Mi otra hermana por ahí es más discreta. Ella lleva la bandera del prócer, y hasta nombre tiene. Y cumple con su trabajo calladita la boca, sin hacerse la linda como esta otra, y a veces me mira con cierta lástima porque, sí, yo soy la menor. Soy la tercera en la lista, soy de la que los niños de la escuela hablan cuando leen la frase sobre la franja blanca de tela. Soy esa que es como el himno, que ta’ ahí y todos cantan a vivo pulmón el “libertad o con gloria morir”, pero cuando hay que morirse, bueno, echan pa’ atrás. Y yo me pongo la mano en el pecho y canto, solo este día porque es el único donde el himno suena a diestra y siniestra por estos lados del pago y no me queda de otra, y mientras algún auto pasa por el puente atrás mío y me llena la ropa de humo y me dan ganas de cagarlo a puteadas. ¡Ni respeto por la celebración de la independencia tiene algunos, che! Pero, para qué negarlo, creo que, en definitiva, soy de esas que echa pa’ atrás también.
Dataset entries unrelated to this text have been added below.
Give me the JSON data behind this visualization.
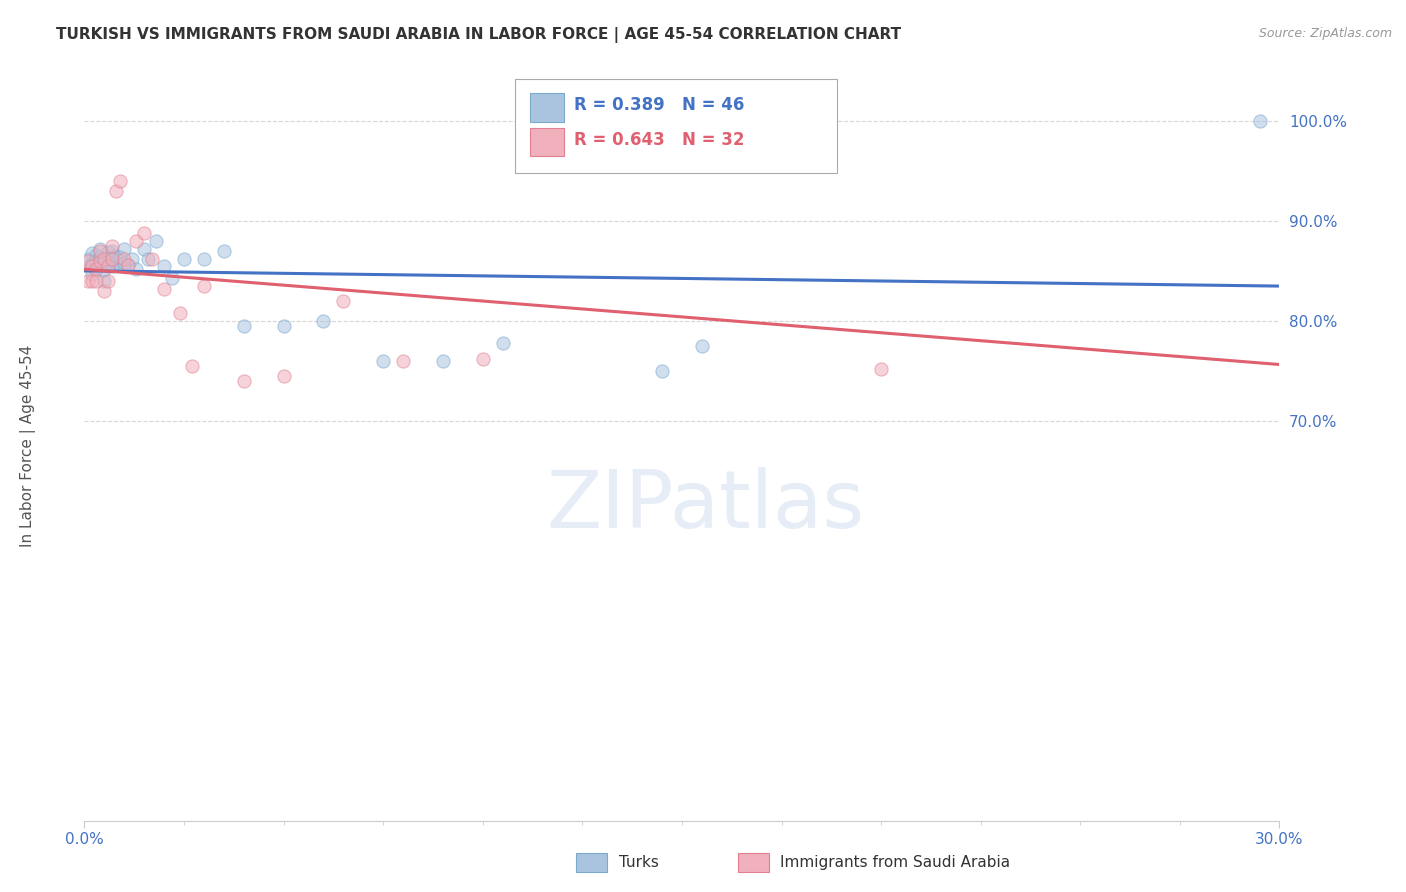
{
  "title": "TURKISH VS IMMIGRANTS FROM SAUDI ARABIA IN LABOR FORCE | AGE 45-54 CORRELATION CHART",
  "source": "Source: ZipAtlas.com",
  "ylabel": "In Labor Force | Age 45-54",
  "xlim": [
    0.0,
    0.3
  ],
  "ylim": [
    0.3,
    1.05
  ],
  "xtick_positions": [
    0.0,
    0.3
  ],
  "xtick_labels": [
    "0.0%",
    "30.0%"
  ],
  "yticks": [
    0.7,
    0.8,
    0.9,
    1.0
  ],
  "ytick_labels": [
    "70.0%",
    "80.0%",
    "90.0%",
    "100.0%"
  ],
  "turks_x": [
    0.001,
    0.001,
    0.002,
    0.002,
    0.002,
    0.003,
    0.003,
    0.003,
    0.004,
    0.004,
    0.004,
    0.005,
    0.005,
    0.005,
    0.006,
    0.006,
    0.006,
    0.007,
    0.007,
    0.007,
    0.008,
    0.008,
    0.009,
    0.009,
    0.01,
    0.01,
    0.011,
    0.012,
    0.013,
    0.015,
    0.016,
    0.018,
    0.02,
    0.022,
    0.025,
    0.03,
    0.035,
    0.04,
    0.05,
    0.06,
    0.075,
    0.09,
    0.105,
    0.145,
    0.155,
    0.295
  ],
  "turks_y": [
    0.855,
    0.862,
    0.847,
    0.858,
    0.868,
    0.853,
    0.86,
    0.866,
    0.858,
    0.864,
    0.872,
    0.84,
    0.851,
    0.858,
    0.856,
    0.862,
    0.869,
    0.855,
    0.862,
    0.87,
    0.858,
    0.865,
    0.856,
    0.864,
    0.858,
    0.872,
    0.856,
    0.862,
    0.852,
    0.872,
    0.862,
    0.88,
    0.855,
    0.843,
    0.862,
    0.862,
    0.87,
    0.795,
    0.795,
    0.8,
    0.76,
    0.76,
    0.778,
    0.75,
    0.775,
    1.0
  ],
  "saudi_x": [
    0.001,
    0.001,
    0.002,
    0.002,
    0.003,
    0.003,
    0.004,
    0.004,
    0.005,
    0.005,
    0.006,
    0.006,
    0.007,
    0.007,
    0.008,
    0.009,
    0.01,
    0.011,
    0.013,
    0.015,
    0.017,
    0.02,
    0.024,
    0.027,
    0.03,
    0.04,
    0.05,
    0.065,
    0.08,
    0.1,
    0.145,
    0.2
  ],
  "saudi_y": [
    0.84,
    0.86,
    0.84,
    0.855,
    0.84,
    0.852,
    0.86,
    0.87,
    0.83,
    0.862,
    0.84,
    0.855,
    0.862,
    0.875,
    0.93,
    0.94,
    0.862,
    0.856,
    0.88,
    0.888,
    0.862,
    0.832,
    0.808,
    0.755,
    0.835,
    0.74,
    0.745,
    0.82,
    0.76,
    0.762,
    1.0,
    0.752
  ],
  "turks_color": "#aac4e0",
  "turks_edge_color": "#7aaace",
  "saudi_color": "#f0b0bc",
  "saudi_edge_color": "#e08090",
  "turks_line_color": "#4472c4",
  "saudi_line_color": "#e06070",
  "turks_R": 0.389,
  "turks_N": 46,
  "saudi_R": 0.643,
  "saudi_N": 32,
  "legend_turks": "Turks",
  "legend_saudi": "Immigrants from Saudi Arabia",
  "background_color": "#ffffff",
  "grid_color": "#cccccc",
  "title_color": "#333333",
  "source_color": "#999999",
  "axis_label_color": "#555555",
  "tick_color": "#4472c4",
  "marker_size": 90,
  "marker_alpha": 0.55,
  "watermark_text": "ZIPatlas",
  "watermark_color": "#c8d8ee",
  "watermark_alpha": 0.45
}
Estos tipos de traje ahora enarbolan discursos bien finolis y rebuscados sobre la patria y que el país y la mar en coche, y yo acá cagada de frío y mirando a los nenes allá abajo que están más cagados de frío que yo, portando a mis otras primas, las que son más chiquitas pero que tienen el lujo (o la maldición) de llevar estas mismas ropas. Los pibes bostezan y algún adulto por allá lejos también. Y mi hermana mayor, pa’ no perder la costumbre, se deja acariciar por el viento y saca a relucir el sol.
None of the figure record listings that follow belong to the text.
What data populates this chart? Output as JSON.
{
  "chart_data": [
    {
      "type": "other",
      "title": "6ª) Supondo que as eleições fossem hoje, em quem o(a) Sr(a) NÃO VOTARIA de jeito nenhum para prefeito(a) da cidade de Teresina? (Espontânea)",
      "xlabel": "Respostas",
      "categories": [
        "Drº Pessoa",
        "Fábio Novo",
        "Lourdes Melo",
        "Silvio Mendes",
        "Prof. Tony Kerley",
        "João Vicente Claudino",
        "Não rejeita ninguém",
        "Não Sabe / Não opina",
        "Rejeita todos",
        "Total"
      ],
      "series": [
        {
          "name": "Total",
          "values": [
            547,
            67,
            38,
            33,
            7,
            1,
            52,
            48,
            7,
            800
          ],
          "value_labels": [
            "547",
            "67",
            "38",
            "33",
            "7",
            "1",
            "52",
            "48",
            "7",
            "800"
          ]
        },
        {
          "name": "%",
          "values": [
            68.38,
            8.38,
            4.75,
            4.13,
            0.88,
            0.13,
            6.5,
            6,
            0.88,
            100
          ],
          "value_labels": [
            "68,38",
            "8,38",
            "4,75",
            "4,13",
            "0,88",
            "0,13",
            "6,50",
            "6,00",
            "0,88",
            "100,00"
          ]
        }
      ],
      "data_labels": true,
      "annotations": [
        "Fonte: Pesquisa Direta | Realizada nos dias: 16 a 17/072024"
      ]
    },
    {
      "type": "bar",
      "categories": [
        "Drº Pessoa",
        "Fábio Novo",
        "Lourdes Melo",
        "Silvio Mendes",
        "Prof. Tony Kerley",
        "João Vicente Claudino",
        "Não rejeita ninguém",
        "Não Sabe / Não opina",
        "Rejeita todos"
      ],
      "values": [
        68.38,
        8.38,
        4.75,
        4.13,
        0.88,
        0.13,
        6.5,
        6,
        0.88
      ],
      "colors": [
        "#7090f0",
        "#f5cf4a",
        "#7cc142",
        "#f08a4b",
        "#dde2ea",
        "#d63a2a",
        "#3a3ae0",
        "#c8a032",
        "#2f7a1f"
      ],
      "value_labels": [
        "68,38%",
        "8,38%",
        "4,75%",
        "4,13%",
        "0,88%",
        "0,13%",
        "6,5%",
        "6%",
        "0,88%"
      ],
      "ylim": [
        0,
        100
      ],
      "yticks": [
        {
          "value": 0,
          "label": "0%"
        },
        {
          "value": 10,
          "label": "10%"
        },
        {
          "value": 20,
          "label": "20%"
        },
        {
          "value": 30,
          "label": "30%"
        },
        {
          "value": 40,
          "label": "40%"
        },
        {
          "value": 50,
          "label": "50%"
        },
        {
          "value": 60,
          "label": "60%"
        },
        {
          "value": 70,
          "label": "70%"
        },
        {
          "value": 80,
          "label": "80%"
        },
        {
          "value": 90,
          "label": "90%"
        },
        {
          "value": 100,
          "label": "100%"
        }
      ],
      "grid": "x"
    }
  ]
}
Y me entra entonces una rabia casi indescriptible y me pongo bien puestos los pantalones que no tengo y digo, ¿Vos querés hacerte la linda? Yo también, mijita. Y allá le silbo al viento y le digo que no se haga el cosa y venga a revolearme el vestido a mí también, bien a lo Marilyn Monroe y que se me vea todo el esqueleto. Y viene nomás y cumple con mi pedido. Y allá yo, toda coqueta, toda creída como la tarada esta, ondeo esta bandera con una sonrisa que nadie puede ver. Algún pibito se queda mirándome y yo me pongo toda colorada, hasta que veo que me señala y le dice algo a la nena que está parada al lado y los dos se ríen. Vuelvo a mirar mi vestido y, obvio, ¡era obvio! El sentir patriótico se escabulle de mi cuerpo al instante y vuelvo a bajar la vista, avergonzada. Vuelvo a leer la frase, vuelvo a leer la maldita frase y ¡ay, qué rabia! ¿Por qué no puedo tener el sol o ser la bandera del prócer como mis otras hermanas? No, claro, yo tengo que ser la que lleva el “libertad o muerte” bien estampado en la frente.
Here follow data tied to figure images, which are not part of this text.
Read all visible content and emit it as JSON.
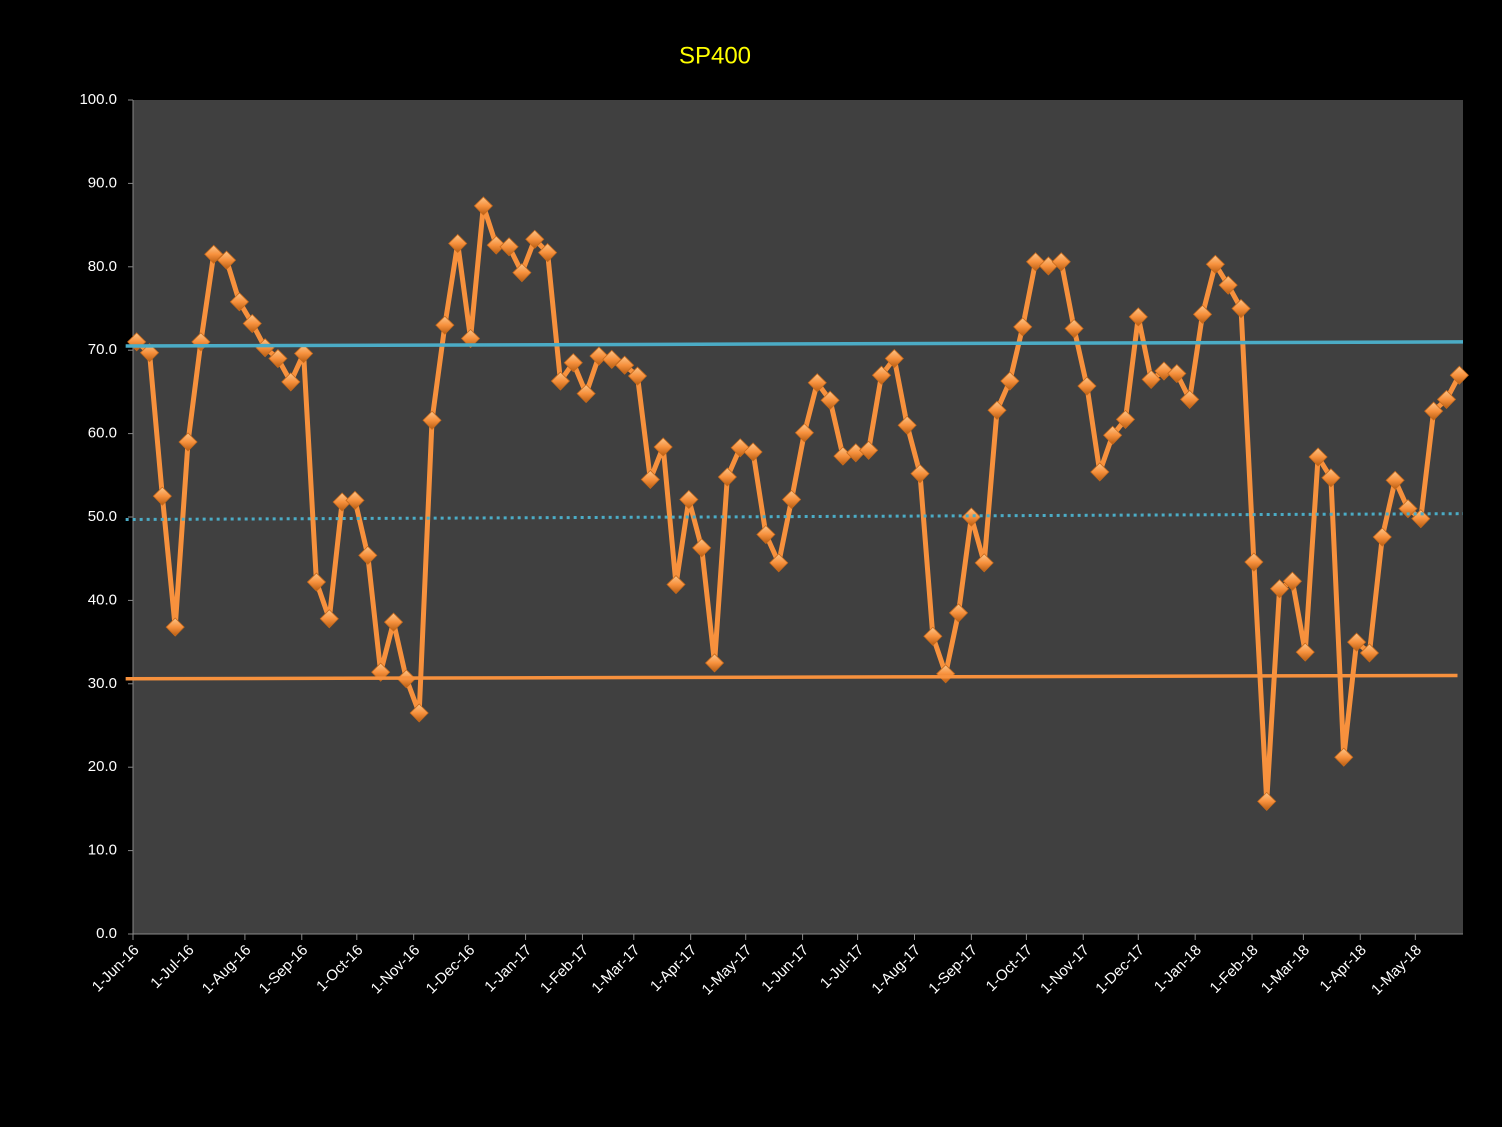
{
  "chart_data": {
    "type": "line",
    "title": "SP400",
    "x": [
      "2016-06-03",
      "2016-06-10",
      "2016-06-17",
      "2016-06-24",
      "2016-07-01",
      "2016-07-08",
      "2016-07-15",
      "2016-07-22",
      "2016-07-29",
      "2016-08-05",
      "2016-08-12",
      "2016-08-19",
      "2016-08-26",
      "2016-09-02",
      "2016-09-09",
      "2016-09-16",
      "2016-09-23",
      "2016-09-30",
      "2016-10-07",
      "2016-10-14",
      "2016-10-21",
      "2016-10-28",
      "2016-11-04",
      "2016-11-11",
      "2016-11-18",
      "2016-11-25",
      "2016-12-02",
      "2016-12-09",
      "2016-12-16",
      "2016-12-23",
      "2016-12-30",
      "2017-01-06",
      "2017-01-13",
      "2017-01-20",
      "2017-01-27",
      "2017-02-03",
      "2017-02-10",
      "2017-02-17",
      "2017-02-24",
      "2017-03-03",
      "2017-03-10",
      "2017-03-17",
      "2017-03-24",
      "2017-03-31",
      "2017-04-07",
      "2017-04-14",
      "2017-04-21",
      "2017-04-28",
      "2017-05-05",
      "2017-05-12",
      "2017-05-19",
      "2017-05-26",
      "2017-06-02",
      "2017-06-09",
      "2017-06-16",
      "2017-06-23",
      "2017-06-30",
      "2017-07-07",
      "2017-07-14",
      "2017-07-21",
      "2017-07-28",
      "2017-08-04",
      "2017-08-11",
      "2017-08-18",
      "2017-08-25",
      "2017-09-01",
      "2017-09-08",
      "2017-09-15",
      "2017-09-22",
      "2017-09-29",
      "2017-10-06",
      "2017-10-13",
      "2017-10-20",
      "2017-10-27",
      "2017-11-03",
      "2017-11-10",
      "2017-11-17",
      "2017-11-24",
      "2017-12-01",
      "2017-12-08",
      "2017-12-15",
      "2017-12-22",
      "2017-12-29",
      "2018-01-05",
      "2018-01-12",
      "2018-01-19",
      "2018-01-26",
      "2018-02-02",
      "2018-02-09",
      "2018-02-16",
      "2018-02-23",
      "2018-03-02",
      "2018-03-09",
      "2018-03-16",
      "2018-03-23",
      "2018-03-30",
      "2018-04-06",
      "2018-04-13",
      "2018-04-20",
      "2018-04-27",
      "2018-05-04",
      "2018-05-11",
      "2018-05-18",
      "2018-05-25"
    ],
    "series": [
      {
        "color": "#f7913d",
        "marker": "diamond",
        "values": [
          71.0,
          69.7,
          52.5,
          36.8,
          59.0,
          71.0,
          81.5,
          80.8,
          75.8,
          73.2,
          70.3,
          69.0,
          66.2,
          69.6,
          42.2,
          37.8,
          51.8,
          52.0,
          45.4,
          31.4,
          37.4,
          30.6,
          26.5,
          61.6,
          73.0,
          82.8,
          71.4,
          87.3,
          82.6,
          82.4,
          79.3,
          83.3,
          81.7,
          66.3,
          68.5,
          64.8,
          69.3,
          68.9,
          68.2,
          66.9,
          54.5,
          58.4,
          41.9,
          52.1,
          46.3,
          32.5,
          54.8,
          58.3,
          57.8,
          47.9,
          44.5,
          52.1,
          60.1,
          66.1,
          64.0,
          57.3,
          57.7,
          58.0,
          67.0,
          69.0,
          61.0,
          55.2,
          35.7,
          31.2,
          38.5,
          50.0,
          44.5,
          62.8,
          66.3,
          72.8,
          80.6,
          80.1,
          80.6,
          72.6,
          65.7,
          55.4,
          59.8,
          61.7,
          74.0,
          66.5,
          67.5,
          67.2,
          64.1,
          74.3,
          80.3,
          77.8,
          75.0,
          44.6,
          15.9,
          41.4,
          42.3,
          33.8,
          57.2,
          54.7,
          21.2,
          35.0,
          33.7,
          47.6,
          54.4,
          51.0,
          49.8,
          62.7,
          64.1,
          67.0
        ]
      },
      {
        "color": "#4bacc6",
        "dash": false,
        "x": [
          "2016-05-28",
          "2018-05-27"
        ],
        "values": [
          70.5,
          71.0
        ]
      },
      {
        "color": "#4bacc6",
        "dash": true,
        "x": [
          "2016-05-28",
          "2018-05-27"
        ],
        "values": [
          49.7,
          50.4
        ]
      },
      {
        "color": "#f7913d",
        "dash": false,
        "x": [
          "2016-05-28",
          "2018-05-24"
        ],
        "values": [
          30.6,
          31.0
        ]
      }
    ],
    "xlim": [
      "2016-06-01",
      "2018-05-27"
    ],
    "xticks": [
      {
        "value": "2016-06-01",
        "label": "1-Jun-16"
      },
      {
        "value": "2016-07-01",
        "label": "1-Jul-16"
      },
      {
        "value": "2016-08-01",
        "label": "1-Aug-16"
      },
      {
        "value": "2016-09-01",
        "label": "1-Sep-16"
      },
      {
        "value": "2016-10-01",
        "label": "1-Oct-16"
      },
      {
        "value": "2016-11-01",
        "label": "1-Nov-16"
      },
      {
        "value": "2016-12-01",
        "label": "1-Dec-16"
      },
      {
        "value": "2017-01-01",
        "label": "1-Jan-17"
      },
      {
        "value": "2017-02-01",
        "label": "1-Feb-17"
      },
      {
        "value": "2017-03-01",
        "label": "1-Mar-17"
      },
      {
        "value": "2017-04-01",
        "label": "1-Apr-17"
      },
      {
        "value": "2017-05-01",
        "label": "1-May-17"
      },
      {
        "value": "2017-06-01",
        "label": "1-Jun-17"
      },
      {
        "value": "2017-07-01",
        "label": "1-Jul-17"
      },
      {
        "value": "2017-08-01",
        "label": "1-Aug-17"
      },
      {
        "value": "2017-09-01",
        "label": "1-Sep-17"
      },
      {
        "value": "2017-10-01",
        "label": "1-Oct-17"
      },
      {
        "value": "2017-11-01",
        "label": "1-Nov-17"
      },
      {
        "value": "2017-12-01",
        "label": "1-Dec-17"
      },
      {
        "value": "2018-01-01",
        "label": "1-Jan-18"
      },
      {
        "value": "2018-02-01",
        "label": "1-Feb-18"
      },
      {
        "value": "2018-03-01",
        "label": "1-Mar-18"
      },
      {
        "value": "2018-04-01",
        "label": "1-Apr-18"
      },
      {
        "value": "2018-05-01",
        "label": "1-May-18"
      }
    ],
    "ylim": [
      0,
      100
    ],
    "yticks": [
      {
        "value": 0,
        "label": "0.0"
      },
      {
        "value": 10,
        "label": "10.0"
      },
      {
        "value": 20,
        "label": "20.0"
      },
      {
        "value": 30,
        "label": "30.0"
      },
      {
        "value": 40,
        "label": "40.0"
      },
      {
        "value": 50,
        "label": "50.0"
      },
      {
        "value": 60,
        "label": "60.0"
      },
      {
        "value": 70,
        "label": "70.0"
      },
      {
        "value": 80,
        "label": "80.0"
      },
      {
        "value": 90,
        "label": "90.0"
      },
      {
        "value": 100,
        "label": "100.0"
      }
    ],
    "grid": false
  }
}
A la mierda, renuncio, que se vayan todos a cagar si no les gusta. Que yo no estoy pa’ hacerme la linda como esta otra ni andar siendo palo sin mérito 355 días al año. Yo nací para más, para muchos más. A la mierda la patria y los orientales y los tres millones. Porque, como dijo una banda famosa de por acá hace muchos años, si tengo que elegir entre “libertad o muerte”, elijo la letra “o”.